Les tables se colorent et s’animent. Comme pour faire oublier la morosité d’une actualité ou tirer un trait sur un passé confiné. Du bistrot au restaurant gastronomique, on prend ses distances avec le blanc, l’immaculé. On suit les créateurs, inspirés par la couleur et les motifs. Avec des propositions pour tous les budgets. Quand la grande distribution, telle que Maison E. Leclerc, habille assiettes, plats, bols et pots de bleu Majorelle, la décoratrice et architecte d’intérieur Sarah Lavoine mise sur les vert lagon, rouge paprika, ‘bleu Sarah’ ou encore ‘radis noir’. Des tonalités franches, affirmées pour une ligne d’assiettes en grès, sets de table et serviettes, où le logo de la marque se décline en dentelle XXL. Une envie de couleurs partagée également par la maison Bernardaud. Cette Entreprise du patrimoine vivant (EPV) ne se prive pas d’illuminer les tables avec son service Terra Rosa, dont le camaïeu de roses et orangés rappelle autant les briques de Toulouse que les tomettes en terre cuite des riads de Marrakech. Coup de soleil aussi, et même invitation à l’évasion, du côté de la Compagnie française de l’Orient et de la Chine. Avec une couleur tilleul pour un set de table en laque. Du vert et une tonalité verveine pour une série de plats en grès. Enfin, un rouge massala pour des assiettes et des bols en porcelaine.
Associer une recette à une assiette
Le vintage et le dépareillé sont également sources de couleurs. Ainsi, la barbotine, objet typique du XIXe, à la fois audacieux dans ses formes et ses motifs, revient en force sur les tables. Même scénario pour le porte-couteau. Et, sans complexe, le tout s’accorde à une vaisselle d’époques différentes, à condition de respecter une harmonie de tonalités. Ce que réussit et prône François Motte, conseil en arts de la table et en art du recevoir, co-auteur du livre Seconde main – 32 tables de fêtes chinées & autant de recettes qui vont avec (Hachette). Quant à la maison Gien - EPV, elle aussi -, elle propose même une collection baptisée les Dépareillés - avec assiettes, coupelles, tasses, plateaux, nappes… -, qui existe en vert et désormais en bleu.
Au restaurant le Comptoir des fables, à Paris (VIIe), on pratique ce mélange des formes et des couleurs. Durant un même service, les assiettes et plats passent du rond à l’ovale, du beige sable au brun foncé, d’un grès moucheté à un autre barré de rayures.
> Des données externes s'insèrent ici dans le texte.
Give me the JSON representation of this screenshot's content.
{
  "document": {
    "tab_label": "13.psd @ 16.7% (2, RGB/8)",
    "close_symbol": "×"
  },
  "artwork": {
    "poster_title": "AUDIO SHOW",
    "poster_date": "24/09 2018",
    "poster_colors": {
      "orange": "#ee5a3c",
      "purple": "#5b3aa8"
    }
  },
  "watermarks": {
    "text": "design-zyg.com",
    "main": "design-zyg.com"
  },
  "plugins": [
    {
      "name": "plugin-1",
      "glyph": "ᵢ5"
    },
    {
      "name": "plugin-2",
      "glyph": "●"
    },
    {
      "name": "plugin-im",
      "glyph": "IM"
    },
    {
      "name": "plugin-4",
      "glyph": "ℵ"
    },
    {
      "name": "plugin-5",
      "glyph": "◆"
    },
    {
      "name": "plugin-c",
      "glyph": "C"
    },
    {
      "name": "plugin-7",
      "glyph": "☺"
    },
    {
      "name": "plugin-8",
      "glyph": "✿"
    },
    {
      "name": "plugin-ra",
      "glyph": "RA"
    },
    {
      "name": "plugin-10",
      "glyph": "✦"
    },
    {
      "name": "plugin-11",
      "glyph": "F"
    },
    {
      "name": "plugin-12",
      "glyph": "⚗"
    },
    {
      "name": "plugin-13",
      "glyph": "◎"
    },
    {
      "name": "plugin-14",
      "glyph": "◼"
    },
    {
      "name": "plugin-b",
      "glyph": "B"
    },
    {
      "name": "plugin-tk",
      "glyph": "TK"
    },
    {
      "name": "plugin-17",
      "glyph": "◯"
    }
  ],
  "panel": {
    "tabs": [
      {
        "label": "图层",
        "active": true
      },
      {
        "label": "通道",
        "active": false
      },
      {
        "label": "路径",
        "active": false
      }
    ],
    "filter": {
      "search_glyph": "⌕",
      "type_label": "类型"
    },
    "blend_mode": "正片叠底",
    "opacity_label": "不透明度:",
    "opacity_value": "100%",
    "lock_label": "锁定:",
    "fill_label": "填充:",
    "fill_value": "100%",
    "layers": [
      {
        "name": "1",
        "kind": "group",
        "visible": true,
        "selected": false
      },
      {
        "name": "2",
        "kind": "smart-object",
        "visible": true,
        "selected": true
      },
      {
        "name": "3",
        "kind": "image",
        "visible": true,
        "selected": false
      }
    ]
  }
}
L’idée : associer une recette à une assiette, mais aussi déstructurer l’organisation parfois trop linéaire d’une table. Enfin, au restaurant Freia, à Nantes (Loire-Atlantique), la cheffe cuisinière Sarah Mainguy a confié la réalisation de son service de vaisselle, de 500 pièces, à la céramiste nantaise Julie Echavidre, qui travaille une terre locale. Le résultat : des créations aux motifs bucoliques et pastels, tout en légèreté, à l’instar de cette représentation de feuille d’arbre qui frôle le rebord d’une assiette. Du circuit court qui fait écho à la cuisine engagée de Sarah Mainguy, ainsi qu’au jardin potager intégré au cœur de ce restaurant dit durable. Preuve que les arts de la table font partie du positionnement d’un établissement. Dans le cas de Freia, ils en incarnent même un certain sens de l’essentiel.